Despite the lust she had seen on his face, he surely wouldn’t try anything when a single cry from her would bring in two protectors.
She looked across at him, but his head was bent to his work and he did not look up. The tension in her neck and shoulders eased a little.
She worked on the head and shoulders portrait of Henry, then moved on to the D, until she had only the border left to do. She mixed her pigments, working her small stock of lapis lazuli with white until she had a sky blue. The color of loyalty, of dependability. However fast Wolsey wanted this done, she would put every nuance of her work to the King’s advantage.
The birds, hounds, and cat looked beautiful against the blue; she had used bright jewel colors, and she wanted to scoop them up and let them chase and leap across her palm.
She finished with pen work in powdered gold, adding it first to the miniature portrait to create gold embroidery on Henry’s shirt and doublet.
She had plenty of gold left, since she was planning to use it for the border, but she suddenly decided, extravagantly, to also use it in the letter D. To thread the whole letter with gold. It would frame the head and shoulders of the King beautifully.
She picked up her pen and began on the intricacies of her design.
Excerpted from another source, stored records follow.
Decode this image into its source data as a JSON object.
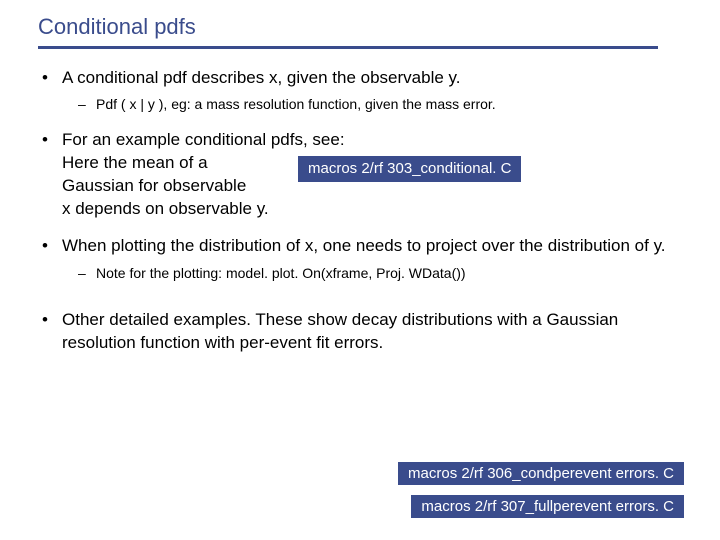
{
  "title": "Conditional pdfs",
  "colors": {
    "heading": "#3a4c8c",
    "macro_bg": "#3a4c8c",
    "macro_fg": "#ffffff",
    "text": "#000000",
    "background": "#ffffff"
  },
  "typography": {
    "title_fontsize": 22,
    "body_fontsize": 17,
    "sub_fontsize": 14,
    "macro_fontsize": 15,
    "font_family": "Verdana"
  },
  "bullets": [
    {
      "text": "A conditional pdf describes x, given the observable y.",
      "sub": [
        "Pdf ( x | y ), eg: a mass resolution function, given the mass error."
      ]
    },
    {
      "text_lines": [
        "For an example conditional pdfs, see:",
        "Here the mean of a",
        "Gaussian for observable",
        "x depends on observable y."
      ],
      "macro": "macros 2/rf 303_conditional. C"
    },
    {
      "text": "When plotting the distribution of x, one needs to project over the distribution of y.",
      "sub": [
        "Note for the plotting: model. plot. On(xframe, Proj. WData())"
      ]
    },
    {
      "text": "Other detailed examples. These show decay distributions with a Gaussian resolution function with per-event fit errors.",
      "macros": [
        "macros 2/rf 306_condperevent errors. C",
        "macros 2/rf 307_fullperevent errors. C"
      ]
    }
  ]
}
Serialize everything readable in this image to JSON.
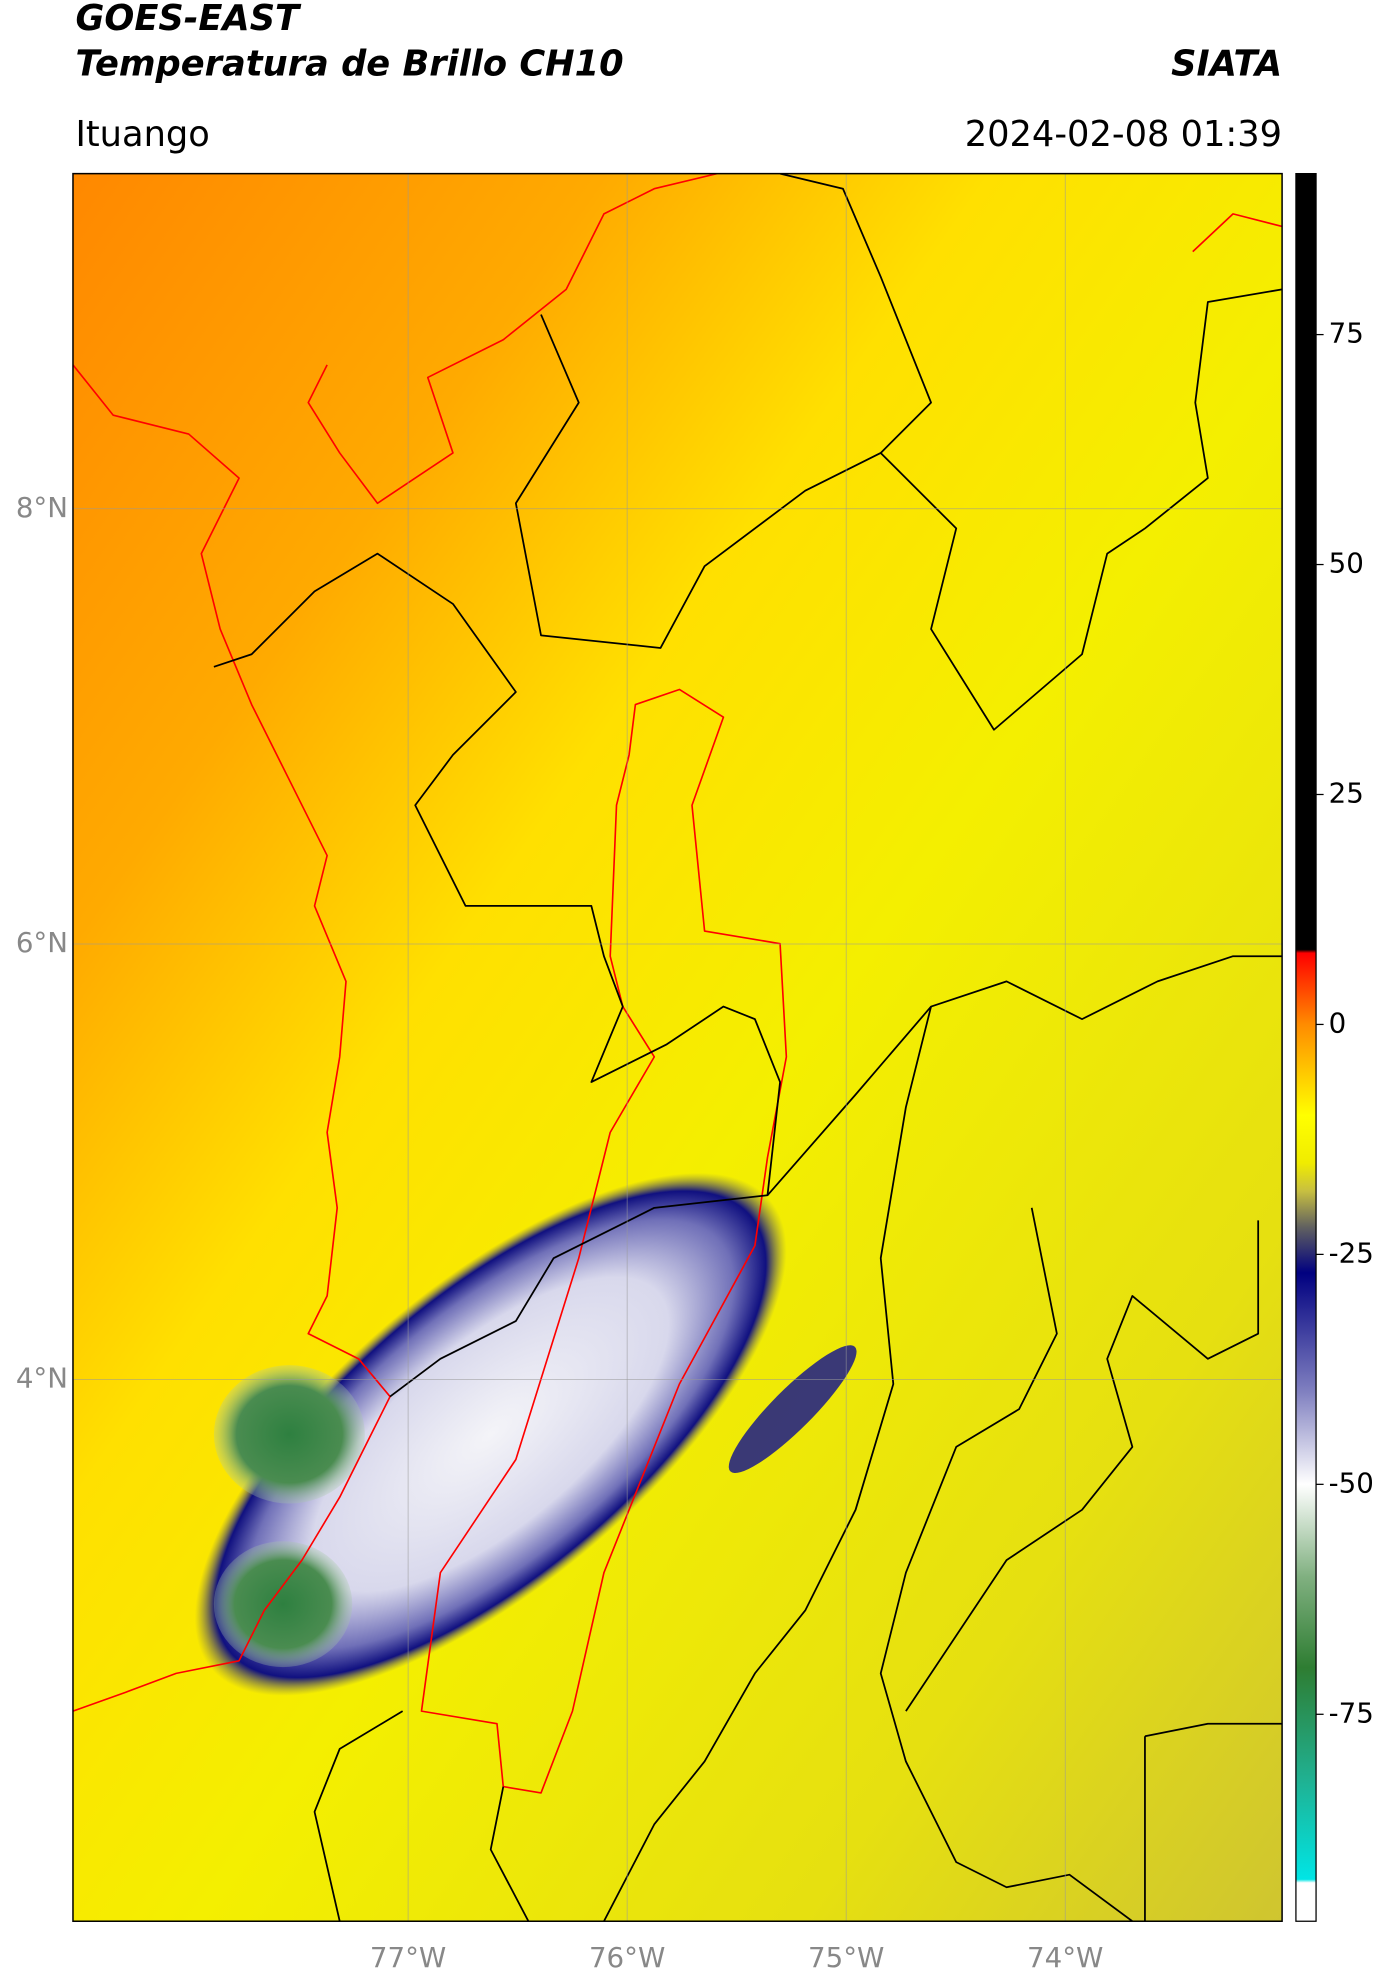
{
  "header": {
    "title": "GOES-EAST",
    "subtitle": "Temperatura de Brillo CH10",
    "brand": "SIATA",
    "location": "Ituango",
    "datetime": "2024-02-08 01:39"
  },
  "map": {
    "xlim": [
      -78.53,
      -73.01
    ],
    "ylim": [
      1.51,
      9.54
    ],
    "xticks": [
      {
        "value": -77,
        "label": "77°W"
      },
      {
        "value": -76,
        "label": "76°W"
      },
      {
        "value": -75,
        "label": "75°W"
      },
      {
        "value": -74,
        "label": "74°W"
      }
    ],
    "yticks": [
      {
        "value": 8,
        "label": "8°N"
      },
      {
        "value": 6,
        "label": "6°N"
      },
      {
        "value": 4,
        "label": "4°N"
      }
    ],
    "grid": true
  },
  "colorbar": {
    "lim": [
      -97.5,
      92.5
    ],
    "ticks": [
      75,
      50,
      25,
      0,
      -25,
      -50,
      -75
    ]
  }
}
The Italian flourishes and curves, the tiny bracelet of cameos around the middle of the stem and the outer curve of the D, one of the King, the other of
the Queen. It was so finely rendered, she doubted many would notice it, but it gave her pleasure to know it was there.
No doubt Wolsey would consider the time she had spent on it to be time wasted.
At last she moved to the border, and traced the Tudor roses and the pomegranates of the Queen in gold as well. Finally, she added a tiny gold bell around the cat’s neck, to warn the birds of its approach.
Finished, she leaned back, closing her eyes and rolling her shoulders. Then she stood and, without looking at Wolsey, walked to the door and back.
She looked down at her work and thought it was good, and, given the time she had had, no ill reflection on her or her father’s atelier.
“It is done?” Wolsey sat in shadow, and she wondered how long ago he had put his papers aside and begun watching her. When he had let his candle go out.
She nodded, sorry the King would never see this letter before it was sent. He was always a most appreciative patron, and he seemed to enjoy discussing her techniques with her.
Wolsey stood and crossed over to her.
She took a step back to give him better light, but also to put some distance between them.
Wolsey stared down, and when he turned to her his mouth was as severe as ever. She wondered, suddenly, if it was not the wait to have the document illuminated that so enraged him, but rather the document itself.
“When will it be dry enough to roll and seal?”
“If you leave it in a warm room, it will be dry by morning.”
He gritted his teeth. “Very well. You may leave.”
Susanna moved forward and began to pack her things away. Wolsey stood too close and she took less care than she would usually have done, hastily shoving everything back into her satchel.
He lifted a hand and for a moment she thought he was going to strike her, and she jerked back.
He stood, fingers extended, as if to brush her cheek, but his eyes were anything but tender. “Whatever you read while you worked on that document, I trust you will take care not to repeat.”